ROTC project plan

Over the course of the conflict in Vietnam the attitudes and institutional policies towards Reserve Officer Training Corps (ROTC) changed dramatically as anti-war sentiments proliferated on college campuses. Throughout the 1950s and early 1960s ROTC programs had been viewed as training grounds for future leaders in business and government and strong programs were established at the best colleges and universities in the country. However, as the Vietnam War escalated and anti-war sentiment grew, many students and faculty came to see ROTC programs as in direct conflict with the core mission and values of the university setting, which was widely seen as a place that values equality, freedom of thought, and use of reason. In contrast, they saw ROTC programs as promoting violence, strict hierarchy, and unquestioning obedience. At New York University the conflict between anti-war students and faculty, and the presence of Army and Air Force ROTC programs on campus created a volatile environment. While students targeted the ROTC programs through protests, sit-ins, and acts of vandalism, the College of Arts and Science Faculty made administrative attempts to rid the campus of the program.

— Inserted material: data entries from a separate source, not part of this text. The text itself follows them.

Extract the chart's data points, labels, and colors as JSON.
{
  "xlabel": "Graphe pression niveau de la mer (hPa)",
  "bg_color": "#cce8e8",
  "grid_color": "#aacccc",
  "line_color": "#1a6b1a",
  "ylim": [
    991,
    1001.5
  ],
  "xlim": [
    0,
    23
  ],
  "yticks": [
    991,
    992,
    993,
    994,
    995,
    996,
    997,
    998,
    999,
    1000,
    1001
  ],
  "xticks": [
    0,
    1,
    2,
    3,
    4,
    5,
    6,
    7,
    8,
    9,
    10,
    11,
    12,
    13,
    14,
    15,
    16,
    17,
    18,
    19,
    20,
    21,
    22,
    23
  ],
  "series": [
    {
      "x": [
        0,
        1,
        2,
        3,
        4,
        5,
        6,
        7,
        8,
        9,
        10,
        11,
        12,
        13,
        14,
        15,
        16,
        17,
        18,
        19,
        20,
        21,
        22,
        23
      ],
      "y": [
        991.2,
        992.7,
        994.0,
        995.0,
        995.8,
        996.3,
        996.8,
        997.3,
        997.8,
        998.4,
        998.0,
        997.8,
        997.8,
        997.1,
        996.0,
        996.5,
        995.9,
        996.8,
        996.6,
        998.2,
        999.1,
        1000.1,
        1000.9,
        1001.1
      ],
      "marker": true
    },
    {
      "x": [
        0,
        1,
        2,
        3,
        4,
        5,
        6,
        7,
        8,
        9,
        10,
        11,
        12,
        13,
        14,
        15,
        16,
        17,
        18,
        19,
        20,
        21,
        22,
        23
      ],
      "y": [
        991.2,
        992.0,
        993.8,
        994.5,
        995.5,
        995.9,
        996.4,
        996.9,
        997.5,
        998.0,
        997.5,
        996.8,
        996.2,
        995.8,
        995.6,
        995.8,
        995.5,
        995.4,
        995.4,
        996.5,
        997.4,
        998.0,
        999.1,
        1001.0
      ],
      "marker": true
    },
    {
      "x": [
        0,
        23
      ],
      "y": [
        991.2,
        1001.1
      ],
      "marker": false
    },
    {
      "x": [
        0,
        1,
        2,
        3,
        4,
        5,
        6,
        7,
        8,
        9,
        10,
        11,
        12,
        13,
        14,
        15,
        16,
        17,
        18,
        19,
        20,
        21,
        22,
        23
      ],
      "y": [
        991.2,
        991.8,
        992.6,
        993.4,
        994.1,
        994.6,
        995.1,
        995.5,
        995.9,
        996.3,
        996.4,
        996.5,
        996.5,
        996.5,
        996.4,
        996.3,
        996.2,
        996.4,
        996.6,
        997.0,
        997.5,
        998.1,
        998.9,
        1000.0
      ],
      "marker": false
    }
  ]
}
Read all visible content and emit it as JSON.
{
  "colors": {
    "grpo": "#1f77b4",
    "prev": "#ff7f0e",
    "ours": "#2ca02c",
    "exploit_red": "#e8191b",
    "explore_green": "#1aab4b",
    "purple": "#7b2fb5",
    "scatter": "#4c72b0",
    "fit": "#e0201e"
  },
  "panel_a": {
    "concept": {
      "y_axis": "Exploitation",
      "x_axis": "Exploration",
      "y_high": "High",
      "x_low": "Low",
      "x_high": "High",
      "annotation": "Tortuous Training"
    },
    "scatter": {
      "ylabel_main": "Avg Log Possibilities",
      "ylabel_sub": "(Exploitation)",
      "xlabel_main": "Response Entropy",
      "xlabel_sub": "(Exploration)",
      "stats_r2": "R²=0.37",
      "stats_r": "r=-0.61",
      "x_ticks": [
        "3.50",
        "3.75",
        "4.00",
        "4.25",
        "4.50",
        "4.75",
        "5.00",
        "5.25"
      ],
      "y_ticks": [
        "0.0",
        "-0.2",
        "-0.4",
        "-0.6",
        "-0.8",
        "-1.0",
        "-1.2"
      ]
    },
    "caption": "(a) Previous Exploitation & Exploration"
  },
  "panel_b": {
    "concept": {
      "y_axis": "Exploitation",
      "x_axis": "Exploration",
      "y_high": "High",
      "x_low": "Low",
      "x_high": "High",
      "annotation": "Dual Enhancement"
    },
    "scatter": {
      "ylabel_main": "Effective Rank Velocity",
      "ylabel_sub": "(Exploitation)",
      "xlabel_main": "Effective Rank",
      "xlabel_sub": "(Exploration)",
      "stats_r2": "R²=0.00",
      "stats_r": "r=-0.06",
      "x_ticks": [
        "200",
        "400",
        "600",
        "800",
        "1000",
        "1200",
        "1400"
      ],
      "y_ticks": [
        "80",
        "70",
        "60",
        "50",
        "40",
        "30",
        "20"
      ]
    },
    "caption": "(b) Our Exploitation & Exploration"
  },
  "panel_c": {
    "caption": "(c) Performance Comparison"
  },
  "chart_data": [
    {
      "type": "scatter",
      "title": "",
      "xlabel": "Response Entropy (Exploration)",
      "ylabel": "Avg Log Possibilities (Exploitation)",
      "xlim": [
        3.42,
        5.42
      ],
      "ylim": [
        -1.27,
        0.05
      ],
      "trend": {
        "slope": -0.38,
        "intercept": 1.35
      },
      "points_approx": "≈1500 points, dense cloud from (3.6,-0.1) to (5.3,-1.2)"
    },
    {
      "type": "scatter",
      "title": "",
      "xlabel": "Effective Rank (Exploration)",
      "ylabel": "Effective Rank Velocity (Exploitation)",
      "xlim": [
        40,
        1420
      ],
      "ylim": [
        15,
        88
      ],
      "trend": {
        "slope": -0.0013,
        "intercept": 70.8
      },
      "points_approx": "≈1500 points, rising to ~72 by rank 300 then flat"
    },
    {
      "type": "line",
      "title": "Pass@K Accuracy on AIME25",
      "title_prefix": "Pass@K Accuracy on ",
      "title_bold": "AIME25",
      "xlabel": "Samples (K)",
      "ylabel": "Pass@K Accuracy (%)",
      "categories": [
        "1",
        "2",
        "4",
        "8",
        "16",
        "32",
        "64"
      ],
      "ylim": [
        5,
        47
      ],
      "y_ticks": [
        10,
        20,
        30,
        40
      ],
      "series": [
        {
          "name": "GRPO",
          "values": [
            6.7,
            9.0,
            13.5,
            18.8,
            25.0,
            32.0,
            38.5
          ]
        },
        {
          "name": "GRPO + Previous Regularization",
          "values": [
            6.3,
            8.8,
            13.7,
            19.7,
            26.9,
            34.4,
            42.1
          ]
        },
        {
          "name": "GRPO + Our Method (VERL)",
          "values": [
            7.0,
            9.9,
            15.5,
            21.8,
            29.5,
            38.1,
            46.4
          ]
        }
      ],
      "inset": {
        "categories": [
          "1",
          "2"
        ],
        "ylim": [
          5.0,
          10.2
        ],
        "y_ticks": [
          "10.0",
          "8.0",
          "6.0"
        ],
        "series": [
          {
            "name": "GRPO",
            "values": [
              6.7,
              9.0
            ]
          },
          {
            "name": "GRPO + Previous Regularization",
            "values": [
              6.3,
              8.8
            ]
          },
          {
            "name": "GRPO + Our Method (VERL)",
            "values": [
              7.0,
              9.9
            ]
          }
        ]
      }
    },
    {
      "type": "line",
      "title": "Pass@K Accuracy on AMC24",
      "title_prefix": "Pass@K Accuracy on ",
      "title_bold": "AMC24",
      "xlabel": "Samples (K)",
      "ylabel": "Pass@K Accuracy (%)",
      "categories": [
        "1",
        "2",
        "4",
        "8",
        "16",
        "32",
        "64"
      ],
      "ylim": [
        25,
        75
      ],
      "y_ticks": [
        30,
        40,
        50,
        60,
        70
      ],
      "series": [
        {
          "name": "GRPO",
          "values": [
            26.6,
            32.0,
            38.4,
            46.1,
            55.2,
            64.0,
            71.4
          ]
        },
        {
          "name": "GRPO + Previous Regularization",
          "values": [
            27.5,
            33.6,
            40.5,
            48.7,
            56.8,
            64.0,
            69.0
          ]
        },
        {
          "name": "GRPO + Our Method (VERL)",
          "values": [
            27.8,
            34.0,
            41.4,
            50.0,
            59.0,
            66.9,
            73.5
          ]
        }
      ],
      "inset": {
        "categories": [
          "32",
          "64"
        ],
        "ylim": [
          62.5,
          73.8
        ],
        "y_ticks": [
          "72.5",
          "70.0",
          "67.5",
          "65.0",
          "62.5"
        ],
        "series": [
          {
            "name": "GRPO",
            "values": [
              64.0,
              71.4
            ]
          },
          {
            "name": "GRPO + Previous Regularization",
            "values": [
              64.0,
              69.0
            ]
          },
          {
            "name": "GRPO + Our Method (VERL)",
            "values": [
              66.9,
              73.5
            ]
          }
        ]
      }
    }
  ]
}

The anti-war protests of the late 1960s have been widely studied; however, much of the scholarship and information available on the web focuses on the protests and anti-war crusaders. This project seeks to add to existing scholarship available online by digitizing a collection of administrative correspondence and records, university reports, student publications, and press releases from 1968-71 pertaining to the ROTC program and the anti-war sentiment erupting throughout this period. By bringing together documents from separate collections, this project will provide viewers insight from a variety of perspectives and voices.

In order to incorporate all perspectives, a collection of about 150 total documents will be scanned. All the documents are from collections housed in the New York University Archives, and any copyright issues regarding documents will be carefully considered. Those documents included will deal solely with issues pertaining to the ROTC program, protests or action taken directly against it, and information regarding its status within the university. General anti-war agitation and any documents relating to that will not be included.

Through these documents, a greater understanding of the effects of widespread anti-war sentiment on college campuses can be seen.